The title of a popular book on sale at the moment declares that Venice is a Fish. This refers to the shape of the city, to which aerial photos will attest. However, this statement could equally apply if it’s true that we are what we eat, for the traditional cuisine of the floating city has a distinctly fishy flavour. This is hardly a surprise, bearing in mind that Venice emerges from the centre of a lagoon on the edge of the Adriatic Sea, both swimming with all sorts of scaly and finned creatures.
What is a surprise however, is that one of the most popular fish featuring in the city’s cuisine comes not from the lagoon but from a remote Norwegian archipelago about 2,500 kilometres from the St Mark’s Square. The reason why baccalà – not salt cod as is commonly thought, but air-dried stockfish – is so popular in Venice is based, literally, on an accident.

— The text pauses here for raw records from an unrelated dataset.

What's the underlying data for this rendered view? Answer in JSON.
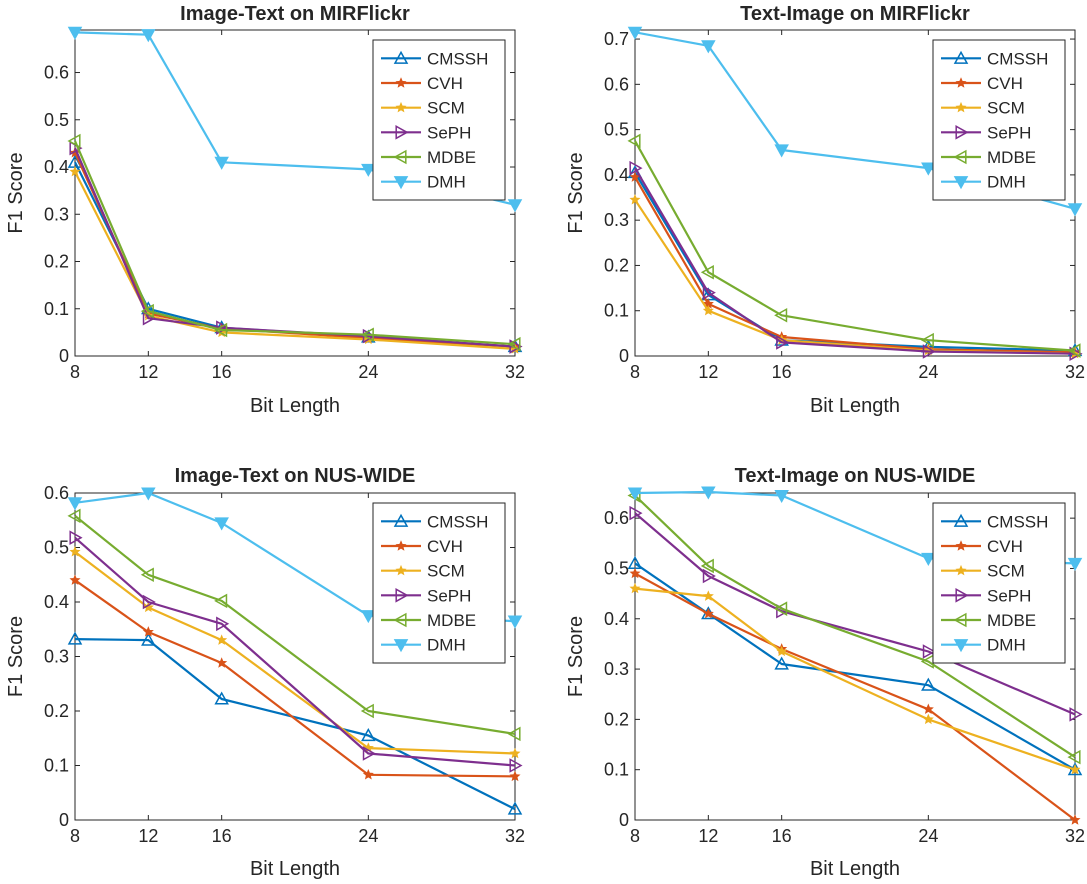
{
  "colors": {
    "CMSSH": "#0072bd",
    "CVH": "#d95319",
    "SCM": "#edb120",
    "SePH": "#7e2f8e",
    "MDBE": "#77ac30",
    "DMH": "#4dbeee"
  },
  "markers": {
    "CMSSH": "triangle-up",
    "CVH": "star",
    "SCM": "star",
    "SePH": "triangle-right",
    "MDBE": "triangle-left",
    "DMH": "triangle-down"
  },
  "chart_data": [
    {
      "type": "line",
      "title": "Image-Text on MIRFlickr",
      "xlabel": "Bit Length",
      "ylabel": "F1 Score",
      "x": [
        8,
        12,
        16,
        24,
        32
      ],
      "xlim": [
        8,
        32
      ],
      "ylim": [
        0,
        0.69
      ],
      "yticks": [
        0,
        0.1,
        0.2,
        0.3,
        0.4,
        0.5,
        0.6
      ],
      "ytick_labels": [
        "0",
        "0.1",
        "0.2",
        "0.3",
        "0.4",
        "0.5",
        "0.6"
      ],
      "xtick_labels": [
        "8",
        "12",
        "16",
        "24",
        "32"
      ],
      "legend": "top-right",
      "grid": false,
      "series": [
        {
          "name": "CMSSH",
          "values": [
            0.41,
            0.1,
            0.06,
            0.04,
            0.02
          ]
        },
        {
          "name": "CVH",
          "values": [
            0.43,
            0.09,
            0.058,
            0.038,
            0.02
          ]
        },
        {
          "name": "SCM",
          "values": [
            0.39,
            0.085,
            0.05,
            0.035,
            0.015
          ]
        },
        {
          "name": "SePH",
          "values": [
            0.44,
            0.08,
            0.06,
            0.042,
            0.02
          ]
        },
        {
          "name": "MDBE",
          "values": [
            0.455,
            0.095,
            0.055,
            0.045,
            0.025
          ]
        },
        {
          "name": "DMH",
          "values": [
            0.685,
            0.68,
            0.41,
            0.395,
            0.32
          ]
        }
      ]
    },
    {
      "type": "line",
      "title": "Text-Image on MIRFlickr",
      "xlabel": "Bit Length",
      "ylabel": "F1 Score",
      "x": [
        8,
        12,
        16,
        24,
        32
      ],
      "xlim": [
        8,
        32
      ],
      "ylim": [
        0,
        0.72
      ],
      "yticks": [
        0,
        0.1,
        0.2,
        0.3,
        0.4,
        0.5,
        0.6,
        0.7
      ],
      "ytick_labels": [
        "0",
        "0.1",
        "0.2",
        "0.3",
        "0.4",
        "0.5",
        "0.6",
        "0.7"
      ],
      "xtick_labels": [
        "8",
        "12",
        "16",
        "24",
        "32"
      ],
      "legend": "top-right",
      "grid": false,
      "series": [
        {
          "name": "CMSSH",
          "values": [
            0.405,
            0.135,
            0.035,
            0.02,
            0.012
          ]
        },
        {
          "name": "CVH",
          "values": [
            0.395,
            0.115,
            0.042,
            0.015,
            0.008
          ]
        },
        {
          "name": "SCM",
          "values": [
            0.345,
            0.1,
            0.035,
            0.012,
            0.005
          ]
        },
        {
          "name": "SePH",
          "values": [
            0.415,
            0.14,
            0.03,
            0.01,
            0.005
          ]
        },
        {
          "name": "MDBE",
          "values": [
            0.475,
            0.185,
            0.09,
            0.035,
            0.012
          ]
        },
        {
          "name": "DMH",
          "values": [
            0.715,
            0.685,
            0.455,
            0.415,
            0.325
          ]
        }
      ]
    },
    {
      "type": "line",
      "title": "Image-Text on NUS-WIDE",
      "xlabel": "Bit Length",
      "ylabel": "F1 Score",
      "x": [
        8,
        12,
        16,
        24,
        32
      ],
      "xlim": [
        8,
        32
      ],
      "ylim": [
        0,
        0.6
      ],
      "yticks": [
        0,
        0.1,
        0.2,
        0.3,
        0.4,
        0.5,
        0.6
      ],
      "ytick_labels": [
        "0",
        "0.1",
        "0.2",
        "0.3",
        "0.4",
        "0.5",
        "0.6"
      ],
      "xtick_labels": [
        "8",
        "12",
        "16",
        "24",
        "32"
      ],
      "legend": "top-right",
      "grid": false,
      "series": [
        {
          "name": "CMSSH",
          "values": [
            0.332,
            0.33,
            0.222,
            0.155,
            0.02
          ]
        },
        {
          "name": "CVH",
          "values": [
            0.44,
            0.345,
            0.288,
            0.083,
            0.08
          ]
        },
        {
          "name": "SCM",
          "values": [
            0.492,
            0.39,
            0.33,
            0.132,
            0.122
          ]
        },
        {
          "name": "SePH",
          "values": [
            0.518,
            0.4,
            0.36,
            0.122,
            0.1
          ]
        },
        {
          "name": "MDBE",
          "values": [
            0.558,
            0.45,
            0.402,
            0.2,
            0.158
          ]
        },
        {
          "name": "DMH",
          "values": [
            0.582,
            0.6,
            0.545,
            0.375,
            0.365
          ]
        }
      ]
    },
    {
      "type": "line",
      "title": "Text-Image on NUS-WIDE",
      "xlabel": "Bit Length",
      "ylabel": "F1 Score",
      "x": [
        8,
        12,
        16,
        24,
        32
      ],
      "xlim": [
        8,
        32
      ],
      "ylim": [
        0,
        0.65
      ],
      "yticks": [
        0,
        0.1,
        0.2,
        0.3,
        0.4,
        0.5,
        0.6
      ],
      "ytick_labels": [
        "0",
        "0.1",
        "0.2",
        "0.3",
        "0.4",
        "0.5",
        "0.6"
      ],
      "xtick_labels": [
        "8",
        "12",
        "16",
        "24",
        "32"
      ],
      "legend": "top-right",
      "grid": false,
      "series": [
        {
          "name": "CMSSH",
          "values": [
            0.51,
            0.41,
            0.31,
            0.268,
            0.1
          ]
        },
        {
          "name": "CVH",
          "values": [
            0.49,
            0.41,
            0.34,
            0.22,
            0.0
          ]
        },
        {
          "name": "SCM",
          "values": [
            0.46,
            0.445,
            0.335,
            0.2,
            0.1
          ]
        },
        {
          "name": "SePH",
          "values": [
            0.61,
            0.485,
            0.415,
            0.335,
            0.21
          ]
        },
        {
          "name": "MDBE",
          "values": [
            0.645,
            0.505,
            0.42,
            0.315,
            0.125
          ]
        },
        {
          "name": "DMH",
          "values": [
            0.65,
            0.652,
            0.645,
            0.52,
            0.51
          ]
        }
      ]
    }
  ]
}
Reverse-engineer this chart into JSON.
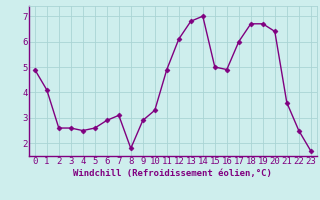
{
  "x": [
    0,
    1,
    2,
    3,
    4,
    5,
    6,
    7,
    8,
    9,
    10,
    11,
    12,
    13,
    14,
    15,
    16,
    17,
    18,
    19,
    20,
    21,
    22,
    23
  ],
  "y": [
    4.9,
    4.1,
    2.6,
    2.6,
    2.5,
    2.6,
    2.9,
    3.1,
    1.8,
    2.9,
    3.3,
    4.9,
    6.1,
    6.8,
    7.0,
    5.0,
    4.9,
    6.0,
    6.7,
    6.7,
    6.4,
    3.6,
    2.5,
    1.7
  ],
  "line_color": "#800080",
  "marker": "D",
  "marker_size": 2.5,
  "line_width": 1.0,
  "bg_color": "#ceeeed",
  "grid_color": "#aad4d4",
  "xlabel": "Windchill (Refroidissement éolien,°C)",
  "xlabel_color": "#800080",
  "xlabel_fontsize": 6.5,
  "tick_color": "#800080",
  "tick_fontsize": 6.5,
  "ylim": [
    1.5,
    7.4
  ],
  "yticks": [
    2,
    3,
    4,
    5,
    6,
    7
  ],
  "xlim": [
    -0.5,
    23.5
  ]
}
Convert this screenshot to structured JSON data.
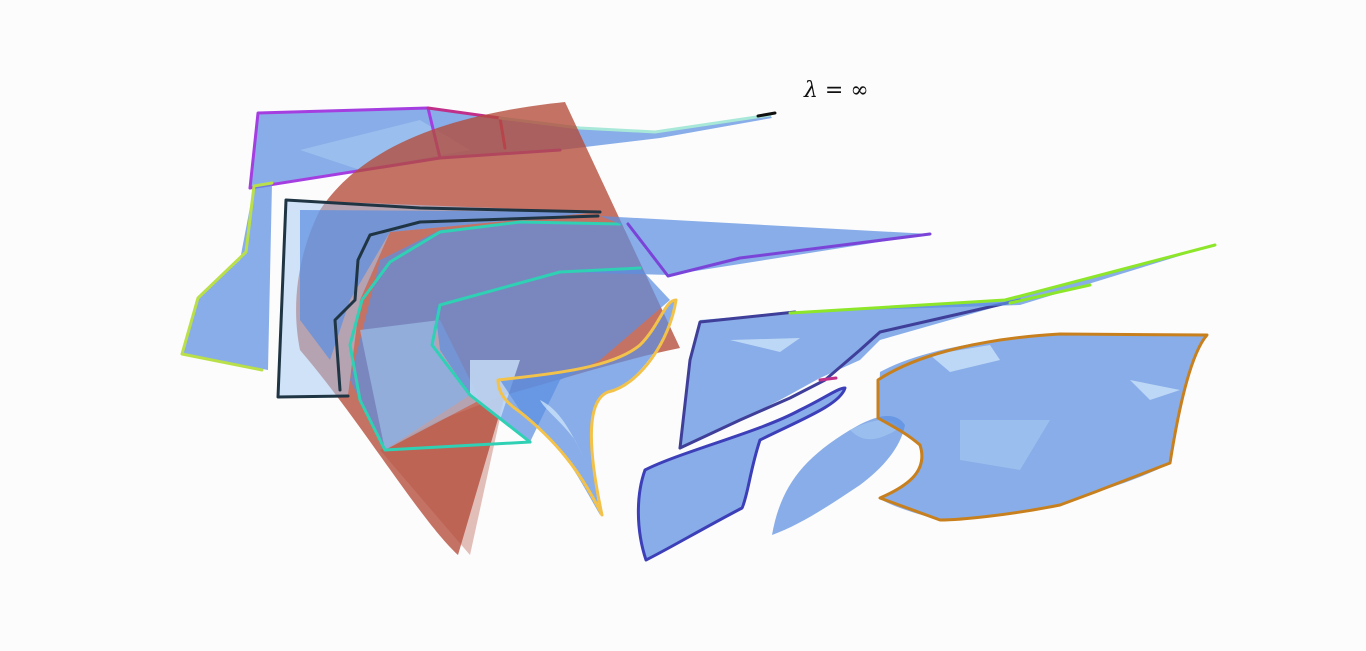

In 1432 a Venetian merchant, Pietro Querini, found himself shipwrecked off the Lofoten islands in Norway. While he was waiting for someone to send a Venetian galley to pick him up, he gorged himself on the local dried fish and bought a large quantity of it as emergency rations for the return journey, in case of similar misfortunes. Arriving back in Venice without incident, Querini sold the baccalà on the Rialto and it became an overnight sensation. Ships have been going back and forth to Norway picking up supplies for hungry Venetians ever since.